The recent completion of the human genome project underlines the need for new computational and theoretical tools in modern biology. The tools are essential for analyzing, understanding and manipulating the detailed information on life we now have at our disposal.

Problems in computational molecular biology vary from understanding sequence data to the analysis of protein shapes, prediction of biological function, study of gene networks, and cell-wide computations.

Cornell has a university-wide plan in the science of genomics; the Department of Computer Science is playing a critical role in this initiative. Researchers in the computer science department are engaged in a wide range of computational biology projects, from genetic mapping, to advanced sequence analysis, fold prediction, structure comparison algorithms, protein classification, comparative genomics, and long-time simulation of protein molecules.

Faculty and Researchers

Carla Gomes works on solutions to hard combinatorial problems, with an emphasis on planning and scheduling problems, combining techniques fromm Computer Science (CS), Artificial Intelligence (AI), and Operations Reserach (OR). Her research is leading to the creation of the new field of computational sustainability, which develops and applies computational methods to enable a sustainable environment, economy and society.

Alon Keinan studies how human genetic variation has arisen from evolutionary history, develops theoretical tools, and applies them to genomic data sets, bridging theoretical population genetics and empirical studies.

David Shmoys is studying approximate algorithms for genetic linkage mapping (identifying the locations of markers on the genome) to reduce the cost of wet lab experiments and improve the accuracy of the resulting maps.

Adam Siepel has worked on various problems in computational biology, including the detection of recombinant viruses, the reconstruction of evolutionary histories based on genome rearrangements, and the integration of heterogeneous bioinformatics software tools. His most recent work has been in comparative genomics, particularly of mammals, and has included a mixture of statistical modeling, algorithms development, software implementation, and scientific discovery. Adam likes to tackle problems of practical importance in genomics, such as gene finding and conserved element identification, using methods from machine learning and statistics.

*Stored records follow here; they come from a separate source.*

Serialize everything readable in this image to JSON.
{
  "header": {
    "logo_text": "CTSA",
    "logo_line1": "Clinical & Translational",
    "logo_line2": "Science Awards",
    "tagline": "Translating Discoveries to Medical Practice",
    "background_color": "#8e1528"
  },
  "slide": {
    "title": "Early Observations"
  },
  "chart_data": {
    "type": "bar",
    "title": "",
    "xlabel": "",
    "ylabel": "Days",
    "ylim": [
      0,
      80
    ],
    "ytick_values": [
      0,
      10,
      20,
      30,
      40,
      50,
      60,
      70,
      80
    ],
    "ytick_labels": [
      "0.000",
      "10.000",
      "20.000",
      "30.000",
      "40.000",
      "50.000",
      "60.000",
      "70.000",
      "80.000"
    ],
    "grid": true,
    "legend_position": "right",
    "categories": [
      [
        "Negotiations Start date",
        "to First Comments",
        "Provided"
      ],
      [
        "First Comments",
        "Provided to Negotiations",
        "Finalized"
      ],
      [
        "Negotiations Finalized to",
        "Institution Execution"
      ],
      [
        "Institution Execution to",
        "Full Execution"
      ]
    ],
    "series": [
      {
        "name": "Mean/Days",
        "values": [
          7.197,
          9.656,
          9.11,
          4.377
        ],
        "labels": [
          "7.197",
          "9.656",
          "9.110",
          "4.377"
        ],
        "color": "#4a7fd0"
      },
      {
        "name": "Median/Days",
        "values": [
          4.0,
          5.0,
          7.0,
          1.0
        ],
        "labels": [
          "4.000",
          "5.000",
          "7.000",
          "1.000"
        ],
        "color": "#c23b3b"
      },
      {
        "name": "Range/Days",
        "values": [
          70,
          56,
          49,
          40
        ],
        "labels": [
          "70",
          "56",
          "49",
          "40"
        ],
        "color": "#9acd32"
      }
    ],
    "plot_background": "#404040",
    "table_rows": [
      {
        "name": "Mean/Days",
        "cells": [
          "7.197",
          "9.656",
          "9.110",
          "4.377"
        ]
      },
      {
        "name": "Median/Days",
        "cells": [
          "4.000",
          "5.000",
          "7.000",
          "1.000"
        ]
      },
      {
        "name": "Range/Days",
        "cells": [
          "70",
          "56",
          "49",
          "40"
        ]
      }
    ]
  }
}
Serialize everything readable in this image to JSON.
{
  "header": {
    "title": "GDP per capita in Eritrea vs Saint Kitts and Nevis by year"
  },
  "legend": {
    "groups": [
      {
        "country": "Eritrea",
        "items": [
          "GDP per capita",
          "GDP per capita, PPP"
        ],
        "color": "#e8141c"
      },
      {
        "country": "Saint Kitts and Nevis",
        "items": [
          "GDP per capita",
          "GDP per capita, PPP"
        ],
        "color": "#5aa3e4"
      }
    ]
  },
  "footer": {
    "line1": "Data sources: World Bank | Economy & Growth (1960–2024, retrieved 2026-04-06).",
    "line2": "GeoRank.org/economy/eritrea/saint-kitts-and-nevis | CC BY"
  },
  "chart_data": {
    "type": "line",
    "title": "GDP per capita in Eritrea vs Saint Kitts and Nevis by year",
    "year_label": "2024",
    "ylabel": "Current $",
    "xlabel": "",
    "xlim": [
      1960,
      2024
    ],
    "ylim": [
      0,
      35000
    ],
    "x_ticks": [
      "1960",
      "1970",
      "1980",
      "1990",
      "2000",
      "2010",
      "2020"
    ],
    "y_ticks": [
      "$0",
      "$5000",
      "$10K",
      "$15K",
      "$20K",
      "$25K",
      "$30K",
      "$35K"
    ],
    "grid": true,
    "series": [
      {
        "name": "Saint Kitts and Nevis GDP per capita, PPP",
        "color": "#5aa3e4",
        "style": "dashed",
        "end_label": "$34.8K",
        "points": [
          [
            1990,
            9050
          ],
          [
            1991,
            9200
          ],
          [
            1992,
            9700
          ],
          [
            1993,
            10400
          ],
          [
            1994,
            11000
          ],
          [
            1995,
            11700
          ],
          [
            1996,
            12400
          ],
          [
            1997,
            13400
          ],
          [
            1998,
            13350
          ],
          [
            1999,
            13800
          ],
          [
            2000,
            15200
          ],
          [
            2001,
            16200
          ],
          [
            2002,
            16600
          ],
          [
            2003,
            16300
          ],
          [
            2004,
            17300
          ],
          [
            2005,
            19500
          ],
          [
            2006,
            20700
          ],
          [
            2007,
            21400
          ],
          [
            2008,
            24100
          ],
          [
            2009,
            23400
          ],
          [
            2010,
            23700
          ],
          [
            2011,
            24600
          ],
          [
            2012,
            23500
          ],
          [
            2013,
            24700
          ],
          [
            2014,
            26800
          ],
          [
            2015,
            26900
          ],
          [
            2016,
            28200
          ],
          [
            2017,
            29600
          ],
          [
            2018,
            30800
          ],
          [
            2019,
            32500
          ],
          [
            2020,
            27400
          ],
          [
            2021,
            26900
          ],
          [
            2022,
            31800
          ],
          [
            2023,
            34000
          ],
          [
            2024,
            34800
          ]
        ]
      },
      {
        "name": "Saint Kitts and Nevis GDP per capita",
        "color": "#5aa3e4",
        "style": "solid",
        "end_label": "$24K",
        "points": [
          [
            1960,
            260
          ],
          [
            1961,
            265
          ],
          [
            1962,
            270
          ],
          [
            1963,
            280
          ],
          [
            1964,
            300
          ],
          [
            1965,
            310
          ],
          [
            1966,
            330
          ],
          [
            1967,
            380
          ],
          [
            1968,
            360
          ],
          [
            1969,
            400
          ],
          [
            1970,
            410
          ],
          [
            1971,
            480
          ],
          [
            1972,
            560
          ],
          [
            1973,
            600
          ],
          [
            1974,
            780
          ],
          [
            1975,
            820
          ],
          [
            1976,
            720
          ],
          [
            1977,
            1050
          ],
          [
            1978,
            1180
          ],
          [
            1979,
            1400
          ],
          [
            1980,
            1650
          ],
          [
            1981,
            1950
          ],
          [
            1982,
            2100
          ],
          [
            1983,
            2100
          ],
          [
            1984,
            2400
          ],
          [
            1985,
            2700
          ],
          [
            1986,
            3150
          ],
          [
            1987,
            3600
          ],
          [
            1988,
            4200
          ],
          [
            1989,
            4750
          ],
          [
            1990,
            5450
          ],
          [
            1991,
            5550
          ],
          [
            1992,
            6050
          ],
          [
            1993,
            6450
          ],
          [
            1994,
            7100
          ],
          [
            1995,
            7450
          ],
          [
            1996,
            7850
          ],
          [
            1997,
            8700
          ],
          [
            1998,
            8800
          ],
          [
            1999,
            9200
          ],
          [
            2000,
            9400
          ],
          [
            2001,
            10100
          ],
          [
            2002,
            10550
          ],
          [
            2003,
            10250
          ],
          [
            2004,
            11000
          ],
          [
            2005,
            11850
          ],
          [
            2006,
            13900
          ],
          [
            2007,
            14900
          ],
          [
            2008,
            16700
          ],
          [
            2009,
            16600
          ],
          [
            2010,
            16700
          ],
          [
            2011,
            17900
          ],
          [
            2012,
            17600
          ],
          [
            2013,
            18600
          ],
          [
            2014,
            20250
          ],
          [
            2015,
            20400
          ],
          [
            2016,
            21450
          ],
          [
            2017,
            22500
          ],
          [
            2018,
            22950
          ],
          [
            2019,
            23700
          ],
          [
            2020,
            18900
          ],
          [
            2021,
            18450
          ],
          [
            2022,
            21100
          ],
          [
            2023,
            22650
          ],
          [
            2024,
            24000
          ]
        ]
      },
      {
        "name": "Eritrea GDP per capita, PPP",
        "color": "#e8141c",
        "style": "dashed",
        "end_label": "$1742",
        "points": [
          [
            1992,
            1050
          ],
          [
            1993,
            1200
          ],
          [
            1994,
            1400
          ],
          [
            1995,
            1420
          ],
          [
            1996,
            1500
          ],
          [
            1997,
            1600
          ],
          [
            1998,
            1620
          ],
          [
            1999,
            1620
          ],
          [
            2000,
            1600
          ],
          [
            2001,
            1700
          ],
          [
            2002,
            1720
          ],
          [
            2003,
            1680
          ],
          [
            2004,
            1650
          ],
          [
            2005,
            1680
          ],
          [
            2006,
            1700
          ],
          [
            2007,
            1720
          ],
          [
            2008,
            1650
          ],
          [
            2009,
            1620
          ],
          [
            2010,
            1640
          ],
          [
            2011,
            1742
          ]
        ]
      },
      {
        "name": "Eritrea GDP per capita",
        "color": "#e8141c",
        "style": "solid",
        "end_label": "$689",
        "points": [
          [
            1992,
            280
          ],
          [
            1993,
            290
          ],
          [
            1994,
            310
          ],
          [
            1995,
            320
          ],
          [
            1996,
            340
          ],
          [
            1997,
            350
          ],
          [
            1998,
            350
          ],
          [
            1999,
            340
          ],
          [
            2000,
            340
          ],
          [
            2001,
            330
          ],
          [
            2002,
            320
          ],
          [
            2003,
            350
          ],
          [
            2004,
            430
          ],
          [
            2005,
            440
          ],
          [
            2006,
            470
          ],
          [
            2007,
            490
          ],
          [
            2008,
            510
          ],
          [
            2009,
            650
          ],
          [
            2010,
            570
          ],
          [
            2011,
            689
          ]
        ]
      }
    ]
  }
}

He is an active participant in several large-scale comparative genomics projects, including the Mammalian Gene Collection project, the ENCODE project, and the Rhesus Macaque Sequencing and Analysis Consortium.

Amy Williams' research interests are algorithms for large scale genetic data, inference of demographic history, population and individual relationships, and studies of recombination and mutation.

Haiyuan Yu performs research research in the broad area of Biomedical Systems Biology with both high-throughput experimental (see Yu et al., Science 2008) and integrative computational (see Wang et al., Nature Biotechnology 2012) methodologies, aiming to understand gene functions and their relationships within complex molecular networks and how perturbations to such systems may lead to various human diseases. The complexity of biological systems calls for building experimentally-verified computational models based on high-quality large-scale datasets, which is truly the future of biomedical research and the main theme of the lab.


A new graduate program in Computational Molecular Biology that crosses colleges was initiated with the participation of the computer science field.